Они триумфально уволились «по собственному». Оказалось, что непробиваемая Ангелина Ивановна Новикова очень уязвима. Она настолько растерялась, что спросила: «Где же я найду опытного врача и сестру?» А потом опустилась до уговоров, дескать, после того, как выработаете ставку, мы вас часами в платном кабинете не обделим. Но обе еретички усмехнулись и небрежно ответили: «Спасибо, не надо». Жаль только, что Клунина запретила своей медсестре рассказывать, куда уходят. А уж кто только и как к ней не подкатывал. Но девушка держалась. Наконец, когда забрали трудовые книжки, она дала волю чувствам:
— Ой, доктор, у нас же зарплата теперь будет по сравнению с их кутарками! И никаких полутора ставок! Это же сказка, сказка, сказка!
— Какая? Остынь, — строго велела Анна Юльевна. — Меня лично взяли с испытательным сроком. Тебя, надо полагать, тоже. Начинаем с нуля. Придется доказывать, что чего-то стоим, как одержимым. И, кстати, не обольщайся насчет коллектива. Он везде одинаков.
— Ну, Анна Юльевна, дайте помечтать.
— Екатерина, ты, главное, не фантазируй, что где-то деньги с неба валятся. Вариант «они делают вид, что нам платят, мы делаем вид, что работаем» исключен.
— Да ладно вам, справимся. Если уж за их «делают вид» не халтурили, то за настоящее как-нибудь отпашем по совести. Только… Вы не сердитесь, что молчала… Им нужны молодые сестры в хирургию… Мне предложили… Я согласилась переквалифицироваться…
Катя врала и прятала глаза. И лишь тогда сообразила, участковый врач Клунина и пациент Голубев в ней неразлучны. При виде Анны Юльевны ей теперь всегда будет грустно. Необходимо было сменить обстановку полностью. Но ведь доктору такое не ляпнешь. Она-то хотела, чтобы в новых условиях рядом была старая помощница. В принципе для себя старалась. Но какое это имеет значение, если на радостях про свою Трифонову не забыла? Не побоялась речь о ней завести? На щеки девушки неожиданно выползли две слезинки благодарности и вины:
— Спасибо вам огромное! Извините меня, но…
— Я все понимаю. Ты права, надо было соглашаться на хирургию, — перебила Клунина немного беспечнее, чем следовало бы, по мнению Кати. О том, что Анну Юльевну давно тяготит ее мрачность и рассеянность, что некто жизнерадостный рядом устроил бы ее больше, она не догадывалась. — Там наверняка и оплата выше. Но, признаюсь, я не ожидала… По-моему, ты мягковата для операционной. Сосредотачиваться не умеешь, витаешь где-то.
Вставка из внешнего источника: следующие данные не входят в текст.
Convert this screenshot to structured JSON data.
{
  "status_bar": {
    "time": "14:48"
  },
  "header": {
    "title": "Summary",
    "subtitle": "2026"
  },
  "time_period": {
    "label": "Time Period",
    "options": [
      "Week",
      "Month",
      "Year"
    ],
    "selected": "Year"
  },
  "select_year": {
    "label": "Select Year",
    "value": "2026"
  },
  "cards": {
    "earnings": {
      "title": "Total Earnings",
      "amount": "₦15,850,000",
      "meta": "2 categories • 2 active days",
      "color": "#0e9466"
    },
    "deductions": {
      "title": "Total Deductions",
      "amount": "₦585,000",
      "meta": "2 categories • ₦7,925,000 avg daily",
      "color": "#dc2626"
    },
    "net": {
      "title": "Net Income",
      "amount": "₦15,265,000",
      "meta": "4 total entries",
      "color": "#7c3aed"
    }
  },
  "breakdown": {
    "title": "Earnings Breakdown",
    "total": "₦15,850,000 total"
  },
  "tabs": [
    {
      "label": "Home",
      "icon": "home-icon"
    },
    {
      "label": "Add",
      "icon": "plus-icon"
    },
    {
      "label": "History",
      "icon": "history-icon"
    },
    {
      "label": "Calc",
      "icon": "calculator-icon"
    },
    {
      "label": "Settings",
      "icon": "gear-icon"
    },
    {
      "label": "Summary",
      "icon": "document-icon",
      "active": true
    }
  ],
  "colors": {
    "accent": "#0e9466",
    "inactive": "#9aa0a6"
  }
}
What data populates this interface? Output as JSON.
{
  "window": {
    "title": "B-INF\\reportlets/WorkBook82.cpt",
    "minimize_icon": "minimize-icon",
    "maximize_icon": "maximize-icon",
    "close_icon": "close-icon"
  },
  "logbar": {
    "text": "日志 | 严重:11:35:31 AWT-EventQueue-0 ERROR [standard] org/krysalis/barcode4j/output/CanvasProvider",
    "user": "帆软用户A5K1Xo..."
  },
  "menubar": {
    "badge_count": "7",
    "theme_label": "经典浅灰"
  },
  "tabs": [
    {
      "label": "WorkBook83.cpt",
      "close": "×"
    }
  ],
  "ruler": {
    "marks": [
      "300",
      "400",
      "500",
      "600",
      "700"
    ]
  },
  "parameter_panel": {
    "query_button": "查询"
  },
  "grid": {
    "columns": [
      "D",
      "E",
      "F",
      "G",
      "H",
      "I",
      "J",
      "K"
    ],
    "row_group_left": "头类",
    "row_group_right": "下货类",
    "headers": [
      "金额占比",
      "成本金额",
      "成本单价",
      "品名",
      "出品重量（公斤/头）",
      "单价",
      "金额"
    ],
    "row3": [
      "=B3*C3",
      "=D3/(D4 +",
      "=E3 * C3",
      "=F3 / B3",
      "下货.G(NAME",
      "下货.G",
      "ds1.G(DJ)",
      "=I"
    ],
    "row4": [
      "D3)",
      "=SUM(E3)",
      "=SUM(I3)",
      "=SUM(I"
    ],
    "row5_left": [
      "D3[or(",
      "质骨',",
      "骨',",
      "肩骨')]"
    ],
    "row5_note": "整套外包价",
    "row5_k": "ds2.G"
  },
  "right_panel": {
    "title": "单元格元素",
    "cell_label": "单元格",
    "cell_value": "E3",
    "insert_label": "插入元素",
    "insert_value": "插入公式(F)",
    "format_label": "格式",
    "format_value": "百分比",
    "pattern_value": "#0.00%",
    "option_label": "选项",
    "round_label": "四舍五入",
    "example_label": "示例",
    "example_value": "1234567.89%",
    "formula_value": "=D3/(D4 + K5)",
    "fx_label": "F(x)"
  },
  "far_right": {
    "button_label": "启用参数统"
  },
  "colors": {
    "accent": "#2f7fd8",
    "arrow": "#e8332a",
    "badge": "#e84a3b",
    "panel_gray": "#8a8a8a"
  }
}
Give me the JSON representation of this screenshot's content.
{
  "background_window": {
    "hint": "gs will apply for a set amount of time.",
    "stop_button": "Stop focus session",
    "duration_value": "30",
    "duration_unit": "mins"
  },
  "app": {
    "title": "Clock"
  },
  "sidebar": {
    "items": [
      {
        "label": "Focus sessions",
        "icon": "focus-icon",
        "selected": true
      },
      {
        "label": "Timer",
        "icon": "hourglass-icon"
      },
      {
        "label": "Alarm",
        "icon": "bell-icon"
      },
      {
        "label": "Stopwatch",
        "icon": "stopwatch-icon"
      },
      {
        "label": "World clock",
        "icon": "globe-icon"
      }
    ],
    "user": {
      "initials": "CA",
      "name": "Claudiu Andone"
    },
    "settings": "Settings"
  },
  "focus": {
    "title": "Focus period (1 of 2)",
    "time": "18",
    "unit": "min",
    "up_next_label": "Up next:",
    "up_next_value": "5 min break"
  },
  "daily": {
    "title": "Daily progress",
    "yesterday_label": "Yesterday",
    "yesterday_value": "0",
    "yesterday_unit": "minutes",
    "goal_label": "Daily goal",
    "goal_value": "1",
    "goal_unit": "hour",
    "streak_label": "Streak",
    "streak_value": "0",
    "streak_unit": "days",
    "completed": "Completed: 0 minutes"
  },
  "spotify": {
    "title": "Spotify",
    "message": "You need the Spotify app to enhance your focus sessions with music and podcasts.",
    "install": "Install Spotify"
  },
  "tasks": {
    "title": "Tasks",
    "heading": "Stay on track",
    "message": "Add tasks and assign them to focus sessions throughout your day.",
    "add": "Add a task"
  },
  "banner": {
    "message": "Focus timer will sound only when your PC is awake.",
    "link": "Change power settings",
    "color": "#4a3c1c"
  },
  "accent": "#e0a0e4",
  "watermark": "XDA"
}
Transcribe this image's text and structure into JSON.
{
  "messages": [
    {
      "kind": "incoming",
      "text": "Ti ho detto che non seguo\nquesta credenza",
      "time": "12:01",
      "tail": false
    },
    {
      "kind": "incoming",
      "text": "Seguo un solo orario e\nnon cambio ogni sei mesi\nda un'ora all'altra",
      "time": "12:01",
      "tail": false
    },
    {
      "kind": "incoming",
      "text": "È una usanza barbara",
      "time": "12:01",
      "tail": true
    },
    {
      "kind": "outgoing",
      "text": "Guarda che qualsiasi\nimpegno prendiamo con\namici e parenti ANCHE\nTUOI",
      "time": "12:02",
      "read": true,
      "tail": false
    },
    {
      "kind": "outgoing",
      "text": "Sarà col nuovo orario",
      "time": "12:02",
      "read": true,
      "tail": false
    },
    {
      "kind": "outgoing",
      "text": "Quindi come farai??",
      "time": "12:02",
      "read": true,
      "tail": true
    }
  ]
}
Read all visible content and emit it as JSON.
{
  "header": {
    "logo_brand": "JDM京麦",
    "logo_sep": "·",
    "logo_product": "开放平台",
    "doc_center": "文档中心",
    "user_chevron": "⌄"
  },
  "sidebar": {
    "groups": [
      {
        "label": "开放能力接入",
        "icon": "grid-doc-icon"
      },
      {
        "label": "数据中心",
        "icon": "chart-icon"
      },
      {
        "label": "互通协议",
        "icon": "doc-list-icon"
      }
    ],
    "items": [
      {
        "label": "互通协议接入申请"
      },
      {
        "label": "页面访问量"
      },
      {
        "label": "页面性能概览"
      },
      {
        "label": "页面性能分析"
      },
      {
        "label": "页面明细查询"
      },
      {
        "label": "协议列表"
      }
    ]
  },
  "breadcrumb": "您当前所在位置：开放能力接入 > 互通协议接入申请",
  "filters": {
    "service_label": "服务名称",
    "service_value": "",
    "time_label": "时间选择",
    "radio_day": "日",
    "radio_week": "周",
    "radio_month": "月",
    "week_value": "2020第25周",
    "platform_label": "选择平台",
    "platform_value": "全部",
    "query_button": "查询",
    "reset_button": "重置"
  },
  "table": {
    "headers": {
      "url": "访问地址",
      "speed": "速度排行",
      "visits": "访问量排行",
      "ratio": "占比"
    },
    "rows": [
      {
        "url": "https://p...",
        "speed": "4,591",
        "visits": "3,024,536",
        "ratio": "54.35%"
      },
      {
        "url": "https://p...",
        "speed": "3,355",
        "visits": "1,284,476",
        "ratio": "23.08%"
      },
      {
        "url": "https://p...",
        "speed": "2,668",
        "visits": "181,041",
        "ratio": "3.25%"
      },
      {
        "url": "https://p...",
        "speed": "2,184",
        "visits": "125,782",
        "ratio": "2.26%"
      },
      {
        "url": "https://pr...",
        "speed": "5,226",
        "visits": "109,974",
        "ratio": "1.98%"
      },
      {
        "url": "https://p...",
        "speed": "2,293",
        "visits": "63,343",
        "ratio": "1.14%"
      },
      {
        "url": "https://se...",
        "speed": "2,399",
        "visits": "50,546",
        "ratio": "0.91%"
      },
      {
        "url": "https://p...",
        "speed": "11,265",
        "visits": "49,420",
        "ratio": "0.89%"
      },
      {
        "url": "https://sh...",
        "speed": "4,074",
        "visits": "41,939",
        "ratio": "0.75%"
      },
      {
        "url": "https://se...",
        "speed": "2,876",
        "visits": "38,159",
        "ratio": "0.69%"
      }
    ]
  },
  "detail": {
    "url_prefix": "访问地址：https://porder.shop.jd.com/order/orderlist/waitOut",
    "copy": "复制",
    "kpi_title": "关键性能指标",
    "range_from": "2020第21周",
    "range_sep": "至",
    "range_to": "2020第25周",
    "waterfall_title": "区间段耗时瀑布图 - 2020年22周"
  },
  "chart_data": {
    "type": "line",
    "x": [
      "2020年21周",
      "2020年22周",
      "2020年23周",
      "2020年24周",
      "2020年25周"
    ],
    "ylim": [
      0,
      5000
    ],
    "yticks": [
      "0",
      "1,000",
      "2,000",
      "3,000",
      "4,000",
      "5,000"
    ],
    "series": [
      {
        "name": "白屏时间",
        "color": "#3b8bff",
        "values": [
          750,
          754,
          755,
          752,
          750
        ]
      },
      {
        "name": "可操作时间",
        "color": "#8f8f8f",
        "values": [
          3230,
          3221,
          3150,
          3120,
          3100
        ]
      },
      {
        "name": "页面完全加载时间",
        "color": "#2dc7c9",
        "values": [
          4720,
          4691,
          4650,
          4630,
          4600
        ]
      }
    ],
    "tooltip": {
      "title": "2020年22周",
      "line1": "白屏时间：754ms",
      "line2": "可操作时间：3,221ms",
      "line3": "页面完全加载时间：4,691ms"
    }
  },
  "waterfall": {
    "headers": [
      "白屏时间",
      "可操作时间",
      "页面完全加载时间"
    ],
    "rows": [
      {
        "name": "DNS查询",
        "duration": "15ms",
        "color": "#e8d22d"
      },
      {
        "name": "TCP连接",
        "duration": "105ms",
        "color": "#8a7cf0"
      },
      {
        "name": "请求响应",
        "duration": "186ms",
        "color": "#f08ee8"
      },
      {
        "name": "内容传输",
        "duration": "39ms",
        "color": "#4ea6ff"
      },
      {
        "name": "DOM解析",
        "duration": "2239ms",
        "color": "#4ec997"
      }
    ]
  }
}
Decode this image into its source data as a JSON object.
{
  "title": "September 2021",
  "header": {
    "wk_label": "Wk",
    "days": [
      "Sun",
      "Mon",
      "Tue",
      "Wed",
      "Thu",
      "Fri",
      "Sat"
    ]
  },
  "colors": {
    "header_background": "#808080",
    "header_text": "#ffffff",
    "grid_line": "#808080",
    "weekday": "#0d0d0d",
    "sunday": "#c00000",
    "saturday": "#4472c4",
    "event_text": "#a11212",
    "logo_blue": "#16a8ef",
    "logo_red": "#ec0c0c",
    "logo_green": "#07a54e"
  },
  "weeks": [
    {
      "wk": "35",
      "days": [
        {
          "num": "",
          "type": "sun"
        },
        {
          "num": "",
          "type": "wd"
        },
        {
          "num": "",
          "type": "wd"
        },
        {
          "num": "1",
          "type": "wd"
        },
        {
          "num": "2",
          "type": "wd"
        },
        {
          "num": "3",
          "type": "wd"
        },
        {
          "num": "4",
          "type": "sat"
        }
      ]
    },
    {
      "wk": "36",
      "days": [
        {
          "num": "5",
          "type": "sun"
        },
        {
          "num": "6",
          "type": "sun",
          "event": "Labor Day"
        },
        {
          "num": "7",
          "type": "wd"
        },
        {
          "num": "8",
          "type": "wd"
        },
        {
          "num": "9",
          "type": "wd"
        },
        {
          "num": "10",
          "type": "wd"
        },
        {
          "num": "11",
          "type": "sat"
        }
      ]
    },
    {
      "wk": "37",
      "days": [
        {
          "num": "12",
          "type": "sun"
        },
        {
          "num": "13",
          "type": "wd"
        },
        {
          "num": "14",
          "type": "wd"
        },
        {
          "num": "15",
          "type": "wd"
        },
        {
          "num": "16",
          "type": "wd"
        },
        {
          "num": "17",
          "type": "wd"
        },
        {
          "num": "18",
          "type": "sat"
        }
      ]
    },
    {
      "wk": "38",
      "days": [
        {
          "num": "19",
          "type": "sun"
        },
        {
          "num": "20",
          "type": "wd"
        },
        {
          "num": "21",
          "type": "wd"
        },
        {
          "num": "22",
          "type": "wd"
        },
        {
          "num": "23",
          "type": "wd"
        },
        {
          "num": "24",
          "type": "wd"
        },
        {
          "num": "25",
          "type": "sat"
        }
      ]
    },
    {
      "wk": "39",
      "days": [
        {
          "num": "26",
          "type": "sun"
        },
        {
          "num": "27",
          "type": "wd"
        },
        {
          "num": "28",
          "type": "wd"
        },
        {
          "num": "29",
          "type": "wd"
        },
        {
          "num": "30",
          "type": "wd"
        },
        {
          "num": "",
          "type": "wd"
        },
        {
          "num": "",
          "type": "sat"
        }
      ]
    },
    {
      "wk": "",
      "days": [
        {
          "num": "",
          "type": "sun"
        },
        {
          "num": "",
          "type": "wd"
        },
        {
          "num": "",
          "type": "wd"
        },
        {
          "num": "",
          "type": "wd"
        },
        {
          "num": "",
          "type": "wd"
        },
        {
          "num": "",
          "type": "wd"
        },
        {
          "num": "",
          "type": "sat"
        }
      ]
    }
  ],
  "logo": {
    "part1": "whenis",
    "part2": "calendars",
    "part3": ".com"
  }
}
— Мне показалось, что именно это — мое. Знаете, вот стол, на нем больной под наркозом, рядом врач. И я вкладываю ему в руку то, что приказывает. Одним словом! «Зажим… Скальпель…» Я исполняю молниеносно, не рассуждая. Проходит час за часом. Вот работа, на которой думаешь только о ней. Или совсем не думаешь. И трепаться не приходится. А то у нас в кабинете я обо всех начинала размышлять, сравнивать их с собой, с вами, переживать. Мне же не лечить, вот и отвлекалась, — призналась Катя. Но сразу опомнилась: — Конечно, скорее всего, я это выдумала для самоуспокоения, когда услышала, что переучиваться нужно.
Анна Юльевна посмотрела на нее странным долгим взглядом. То ли старалась запомнить внешность, то ли проникнуть в душу. Катя испугалась, что наболтала лишнего и сейчас будет уличена во вранье. Но та лишь улыбнулась и сказала:
— Бог с тобой. Давно порываюсь тебе объяснить… Наверное, или сейчас, или никогда. Жизнь — штука рутинная на девяносто процентов. И со скукой каждый борется сам. Кто-то по натуре взбадривается от страха и придумывает себе всяческие несчастья. Кто-то — от удовольствия, поэтому воображает, что счастлив.
— Пессимист и оптимист, да? — заинтересовалась Трифонова.
— Не совсем. Первый думает: «Меня никто не понимает, мой удел — одиночество». Второй: «Меня никто не понимает, значит, манипулировать мной не удастся, свобода». В таком роде. И, как ни странно, выдумщики своих горестей устраиваются лучше выдумщиков своих радостей. Явно более успешны, но продолжают клясть судьбу.
— Вы намекаете, что на самом деле у меня нет поводов для тревог? Что все замечательно?
— Я открытым текстом говорю: и те, и другие заигрываются. Одни начинают упиваться реальными поражениями. Другие отказываются замечать настоящие победы. Это к тому, что собственный характер необходимо контролировать самой. Иначе чужие люди этим займутся. И довольно грубо.